Empirical Evaluation and Numerical Results

The authors conduct extensive experiments to evaluate the performance of CLIP-NeRF against existing techniques, particularly focusing on the capability of the framework to deliver reliable manipulations while preserving image quality. The quantitative assessments demonstrate significant improvements in manipulation precision and fidelity, especially when compared to the benchmark EditNeRF. The framework not only excels in manipulation tasks but also shows remarkable efficiency in terms of computational resources, significantly reducing the time required for real-time editing operations.

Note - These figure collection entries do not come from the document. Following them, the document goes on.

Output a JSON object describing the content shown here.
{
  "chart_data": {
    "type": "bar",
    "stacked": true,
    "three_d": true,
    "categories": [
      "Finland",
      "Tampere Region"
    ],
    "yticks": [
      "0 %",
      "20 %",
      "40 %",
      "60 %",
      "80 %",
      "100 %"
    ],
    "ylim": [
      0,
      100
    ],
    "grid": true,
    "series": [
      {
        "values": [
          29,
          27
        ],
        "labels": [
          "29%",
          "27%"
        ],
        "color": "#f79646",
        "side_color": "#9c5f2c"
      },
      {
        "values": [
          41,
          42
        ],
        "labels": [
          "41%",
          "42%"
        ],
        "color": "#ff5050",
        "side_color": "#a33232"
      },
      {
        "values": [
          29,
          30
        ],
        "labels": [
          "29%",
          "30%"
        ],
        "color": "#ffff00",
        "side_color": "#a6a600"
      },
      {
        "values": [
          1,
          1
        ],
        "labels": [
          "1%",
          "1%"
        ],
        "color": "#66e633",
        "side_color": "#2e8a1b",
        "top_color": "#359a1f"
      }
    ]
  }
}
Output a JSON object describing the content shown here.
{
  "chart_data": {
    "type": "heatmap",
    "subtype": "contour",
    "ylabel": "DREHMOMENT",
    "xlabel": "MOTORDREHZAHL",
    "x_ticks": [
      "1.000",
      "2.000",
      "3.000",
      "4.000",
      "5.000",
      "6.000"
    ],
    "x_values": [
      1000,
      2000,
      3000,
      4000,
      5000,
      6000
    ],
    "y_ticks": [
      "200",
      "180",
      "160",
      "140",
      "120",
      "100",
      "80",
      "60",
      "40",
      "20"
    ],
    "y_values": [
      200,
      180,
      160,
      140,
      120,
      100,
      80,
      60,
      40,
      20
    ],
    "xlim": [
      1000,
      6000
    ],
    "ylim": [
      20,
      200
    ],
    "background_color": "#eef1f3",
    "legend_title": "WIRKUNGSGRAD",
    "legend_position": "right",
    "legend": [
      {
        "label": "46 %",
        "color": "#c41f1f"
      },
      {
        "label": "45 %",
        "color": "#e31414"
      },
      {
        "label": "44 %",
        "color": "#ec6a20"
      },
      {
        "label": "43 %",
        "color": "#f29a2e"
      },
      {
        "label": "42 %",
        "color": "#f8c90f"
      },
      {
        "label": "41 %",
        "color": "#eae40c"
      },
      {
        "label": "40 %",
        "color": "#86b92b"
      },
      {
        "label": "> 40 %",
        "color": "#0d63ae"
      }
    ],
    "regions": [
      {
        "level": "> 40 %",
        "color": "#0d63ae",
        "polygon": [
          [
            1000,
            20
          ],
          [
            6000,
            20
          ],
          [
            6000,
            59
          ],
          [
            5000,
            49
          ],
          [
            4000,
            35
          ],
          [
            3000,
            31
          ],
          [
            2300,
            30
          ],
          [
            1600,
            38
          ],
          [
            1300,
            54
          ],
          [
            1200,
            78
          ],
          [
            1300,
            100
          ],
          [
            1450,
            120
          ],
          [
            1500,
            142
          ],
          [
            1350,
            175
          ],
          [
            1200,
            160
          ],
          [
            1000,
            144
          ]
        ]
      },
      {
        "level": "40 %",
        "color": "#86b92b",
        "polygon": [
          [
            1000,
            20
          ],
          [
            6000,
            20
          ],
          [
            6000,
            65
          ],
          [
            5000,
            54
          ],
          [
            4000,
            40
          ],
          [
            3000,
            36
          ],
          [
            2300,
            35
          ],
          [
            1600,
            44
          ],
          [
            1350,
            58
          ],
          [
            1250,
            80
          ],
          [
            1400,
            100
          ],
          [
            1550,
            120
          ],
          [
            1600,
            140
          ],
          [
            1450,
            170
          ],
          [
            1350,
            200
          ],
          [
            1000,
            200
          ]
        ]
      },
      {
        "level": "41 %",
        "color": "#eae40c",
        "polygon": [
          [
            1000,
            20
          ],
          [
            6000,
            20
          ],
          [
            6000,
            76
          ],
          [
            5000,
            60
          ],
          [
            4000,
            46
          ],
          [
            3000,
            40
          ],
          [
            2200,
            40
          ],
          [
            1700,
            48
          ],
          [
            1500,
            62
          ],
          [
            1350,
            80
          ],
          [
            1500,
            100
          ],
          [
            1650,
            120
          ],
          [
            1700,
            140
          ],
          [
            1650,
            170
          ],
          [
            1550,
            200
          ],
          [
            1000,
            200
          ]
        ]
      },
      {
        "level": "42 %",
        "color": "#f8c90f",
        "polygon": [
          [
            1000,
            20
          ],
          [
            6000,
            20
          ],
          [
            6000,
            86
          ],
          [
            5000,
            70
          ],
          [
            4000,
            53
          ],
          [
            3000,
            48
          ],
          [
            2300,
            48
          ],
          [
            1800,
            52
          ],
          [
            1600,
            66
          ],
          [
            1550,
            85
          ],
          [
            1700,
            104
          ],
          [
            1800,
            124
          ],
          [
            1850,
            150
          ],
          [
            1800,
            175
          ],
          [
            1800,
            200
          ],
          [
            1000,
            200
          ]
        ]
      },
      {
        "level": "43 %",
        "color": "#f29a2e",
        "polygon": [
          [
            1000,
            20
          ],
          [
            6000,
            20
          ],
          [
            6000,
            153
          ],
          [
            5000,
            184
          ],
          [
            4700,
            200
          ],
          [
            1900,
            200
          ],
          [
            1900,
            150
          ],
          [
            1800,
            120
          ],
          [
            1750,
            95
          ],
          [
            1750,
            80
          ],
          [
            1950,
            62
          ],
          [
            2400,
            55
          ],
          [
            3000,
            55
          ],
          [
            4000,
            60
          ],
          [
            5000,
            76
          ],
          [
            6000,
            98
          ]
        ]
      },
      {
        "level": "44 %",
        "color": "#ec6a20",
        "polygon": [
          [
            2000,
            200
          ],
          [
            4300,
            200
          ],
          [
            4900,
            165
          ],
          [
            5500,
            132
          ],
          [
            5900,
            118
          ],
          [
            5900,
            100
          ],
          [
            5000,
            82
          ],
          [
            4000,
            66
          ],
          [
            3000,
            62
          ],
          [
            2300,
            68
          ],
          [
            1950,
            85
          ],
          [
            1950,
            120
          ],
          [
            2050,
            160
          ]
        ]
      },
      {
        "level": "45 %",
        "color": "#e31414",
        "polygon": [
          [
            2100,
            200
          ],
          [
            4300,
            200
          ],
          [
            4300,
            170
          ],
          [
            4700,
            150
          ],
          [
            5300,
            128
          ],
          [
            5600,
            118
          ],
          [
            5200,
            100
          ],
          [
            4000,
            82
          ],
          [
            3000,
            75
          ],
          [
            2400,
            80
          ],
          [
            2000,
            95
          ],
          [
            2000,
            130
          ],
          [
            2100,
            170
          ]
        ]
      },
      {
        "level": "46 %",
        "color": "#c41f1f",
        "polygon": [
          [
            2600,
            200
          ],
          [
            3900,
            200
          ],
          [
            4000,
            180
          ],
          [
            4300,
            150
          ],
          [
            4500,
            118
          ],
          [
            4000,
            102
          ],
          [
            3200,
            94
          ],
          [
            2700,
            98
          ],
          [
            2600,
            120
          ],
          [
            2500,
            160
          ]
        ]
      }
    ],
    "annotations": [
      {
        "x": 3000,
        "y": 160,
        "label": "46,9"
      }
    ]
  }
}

Implications and Future Directions

The implications of this research extend beyond technical enhancements to NeRF manipulation. The introduction of CLIP-NeRF can potentially transform workflows in domains requiring detailed 3D modeling, such as augmented reality, virtual environment synthesis, and digital content creation. The disentangled approach opens pathways for further refinement, where more nuanced manipulation, even on fine-grained details, can be realized. Future work could explore the incorporation of more extensive datasets and advanced learned representations to overcome current limitations, offering even greater flexibility and scope in 3D rendering and manipulation tasks.

Conclusion

"CLIP-NeRF" stands as a significant contribution to the field of implicit scene representation and manipulation, offering a practical, flexible, and user-friendly approach for controlling complex 3D environments. By effectively leveraging the integration of CLIP with NeRF, this framework reveals new potentials for interactive and intuitive 3D content generation and manipulation. As AI and machine learning advance, the methodologies proposed in this paper set a precedent for future research directions in neural rendering and multi-modal machine learning applications.